Sunday morning Don Hale was sitting in his church pew at New Friendship Baptist Church. His pastor’s sermon came from the book of Second Corinthians.
As he sat there, with his wife Brenda was at home resting from feeling ill. Don Hale’s son-in-law walked through the church doors and found him.
He went up to Hale at the church and said, “Brenda’s alright, but your house is destroyed. You need to come on home.”
As Hale pulled up to his house on Compton Drive, the place he and his wife have spent most of their 48 years of marriage was consumed by smoke, flames, and water fired out of jet cannon water hoses by firefighters.
That morning, for a reason fire investigators still have not determined, a fire sparked in the garage. A fire spread through their garage, caused three small explosions from a propane tank, gas grill, and a car before it consumed more than half of their home.
Monday morning, roughly 24 hours after the chaos, he walked around what was left of his family home. Don Hale explained that his wife was in her bed when she heard the sound of the fire alarms.
“She came up and there was smoke and all, engulfed in the house. She tried to knock out the [living room] window. She couldn’t get the front door unlocked because it has a deadbolt in it,” he said.javascript:false
For some reason, in the midst of the commotion, Brenda Hale couldn’t find a way to unlock the deadbolt. Instead, she tried to punch her way through the glass of the living room.
As she did this, small explosions from the burning garage alerted neighbors across the street.
One woman, who did not want to be identified, explained that the sounds actually activated her nearby doorbell cameras.
When she went to the door she saw the horror that had begun to consume her neighbor’s house. She called 9-1-1 and then her daughter who lives next door to her.
Her daughter’s husband, without hesitation, ran over to the burning house. The woman said that he tried to jump up and yell into the back bedrooms, furthest from the flames.

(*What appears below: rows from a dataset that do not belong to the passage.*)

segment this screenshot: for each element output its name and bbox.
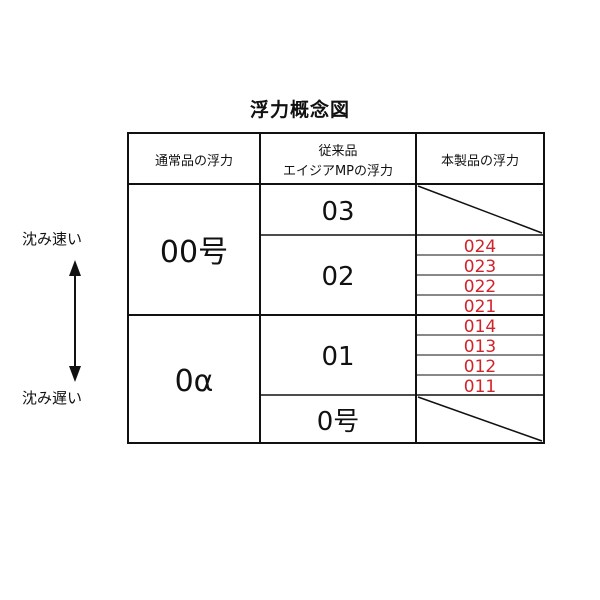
sink-fast-label: 沈み速い [22,230,83,248]
header-previous-product-buoyancy: エイジアMPの浮力 [283,164,393,179]
header-standard-buoyancy: 通常品の浮力 [155,154,233,169]
header-previous-product: 従来品 [318,144,357,159]
sink-speed-arrow [69,260,81,382]
product-value-021: 021 [464,297,496,317]
previous-cell-02: 02 [321,262,354,292]
sink-slow-label: 沈み遅い [22,389,83,407]
col3-row-lines [416,254,544,376]
product-value-012: 012 [464,357,496,377]
previous-cell-03: 03 [321,197,354,227]
product-value-024: 024 [464,237,496,257]
product-value-013: 013 [464,337,496,357]
table-grid [127,132,545,444]
diagram-title: 浮力概念図 [249,99,350,121]
previous-cell-01: 01 [321,342,354,372]
previous-cell-0go: 0号 [317,407,360,437]
product-value-022: 022 [464,277,496,297]
product-value-023: 023 [464,257,496,277]
header-this-product-buoyancy: 本製品の浮力 [441,154,519,169]
product-value-014: 014 [464,317,496,337]
product-value-011: 011 [464,377,496,397]
standard-cell-0a: 0α [175,364,214,399]
empty-cell-slash-top [417,185,543,234]
empty-cell-slash-bottom [417,396,543,442]
standard-cell-00: 00号 [160,235,228,270]
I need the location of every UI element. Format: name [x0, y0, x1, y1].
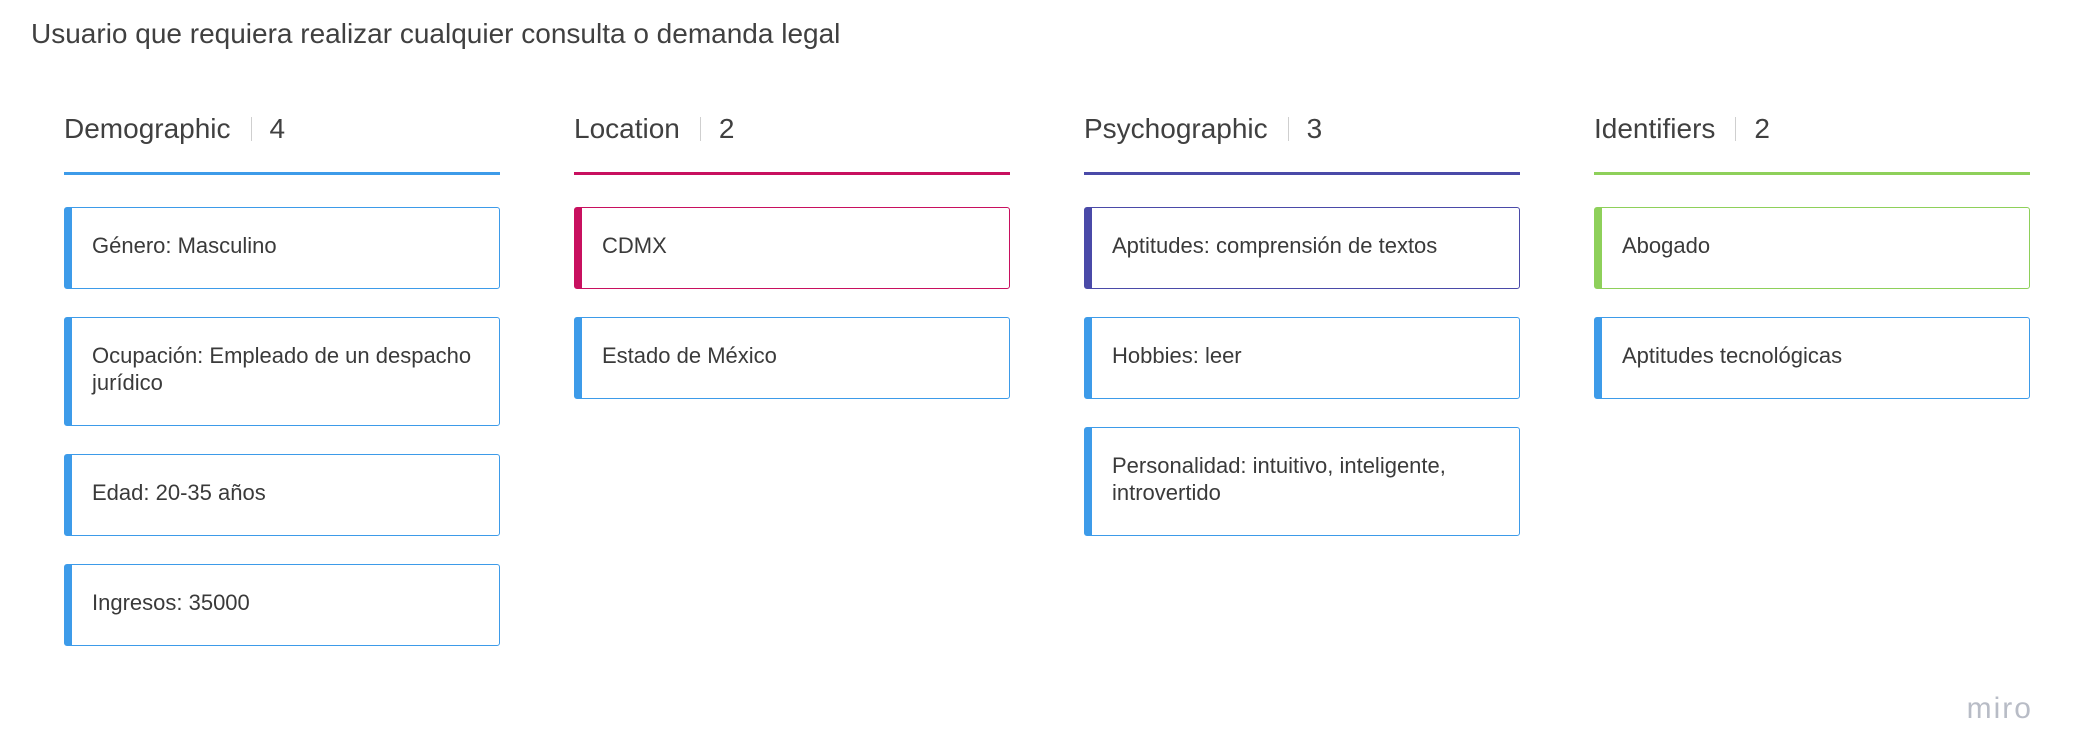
column-title: Location — [574, 113, 680, 144]
card-list: CDMX Estado de México — [574, 207, 1010, 399]
sticky-card[interactable]: Aptitudes tecnológicas — [1594, 317, 2030, 399]
sticky-card[interactable]: Edad: 20-35 años — [64, 454, 500, 536]
sticky-card[interactable]: Hobbies: leer — [1084, 317, 1520, 399]
column-header: Demographic 4 — [64, 108, 500, 150]
column-underline — [64, 172, 500, 175]
column-count: 3 — [1306, 113, 1323, 144]
column-header: Identifiers 2 — [1594, 108, 2030, 150]
column-location: Location 2 CDMX Estado de México — [574, 108, 1010, 427]
sticky-card[interactable]: CDMX — [574, 207, 1010, 289]
sticky-card[interactable]: Ingresos: 35000 — [64, 564, 500, 646]
column-title: Identifiers — [1594, 113, 1716, 144]
sticky-card[interactable]: Aptitudes: comprensión de textos — [1084, 207, 1520, 289]
column-header: Psychographic 3 — [1084, 108, 1520, 150]
miro-logo: miro — [1966, 692, 2033, 725]
column-underline — [1594, 172, 2030, 175]
column-underline — [1084, 172, 1520, 175]
sticky-card[interactable]: Estado de México — [574, 317, 1010, 399]
column-count: 2 — [718, 113, 735, 144]
sticky-card[interactable]: Personalidad: intuitivo, inteligente, in… — [1084, 427, 1520, 536]
column-header: Location 2 — [574, 108, 1010, 150]
card-list: Abogado Aptitudes tecnológicas — [1594, 207, 2030, 399]
column-count: 2 — [1754, 113, 1770, 144]
column-psychographic: Psychographic 3 Aptitudes: comprensión d… — [1084, 108, 1520, 564]
column-identifiers: Identifiers 2 Abogado Aptitudes tecnológ… — [1594, 108, 2030, 427]
header-divider — [1735, 117, 1737, 141]
column-title: Psychographic — [1084, 113, 1268, 144]
column-title: Demographic — [64, 113, 231, 144]
column-demographic: Demographic 4 Género: Masculino Ocupació… — [64, 108, 500, 674]
card-list: Aptitudes: comprensión de textos Hobbies… — [1084, 207, 1520, 536]
sticky-card[interactable]: Ocupación: Empleado de un despacho juríd… — [64, 317, 500, 426]
column-underline — [574, 172, 1010, 175]
sticky-card[interactable]: Género: Masculino — [64, 207, 500, 289]
header-divider — [1287, 117, 1289, 141]
board-title: Usuario que requiera realizar cualquier … — [31, 18, 841, 49]
header-divider — [250, 117, 252, 141]
card-list: Género: Masculino Ocupación: Empleado de… — [64, 207, 500, 646]
header-divider — [699, 117, 701, 141]
sticky-card[interactable]: Abogado — [1594, 207, 2030, 289]
column-count: 4 — [269, 113, 286, 144]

Unable to hear anyone, he ran to the front of the house where he saw Brenda Hale as she frantically tried to break open the window.
He then told her to go to the front door.
Don Hale said what happened next was an act of God or the actions of a guardian angel. Despite the door being dead-bolted, the man was able to force his way through it and pulled Brenda Hale from the flames.
She was then carried next door to be treated, as she watched the rest of her house, the place she made a home for more than four decades, burn to the ground.
“She called him her guardian angel. And I mean, if it wasn’t for him, she would’ve burned up in it,” Don Hale said Monday morning as he stepped over pieces of his ceiling that now litter what’s left of a living room.
The couple has been able to recover photo albums and China dinnerware passed down through the family.
“It’s sort of like losing your leg. If you lost your mate, you sort of lose your desire to live. He saved her,” he said.
They are getting help through a GoFundMe page and through various churches in their community.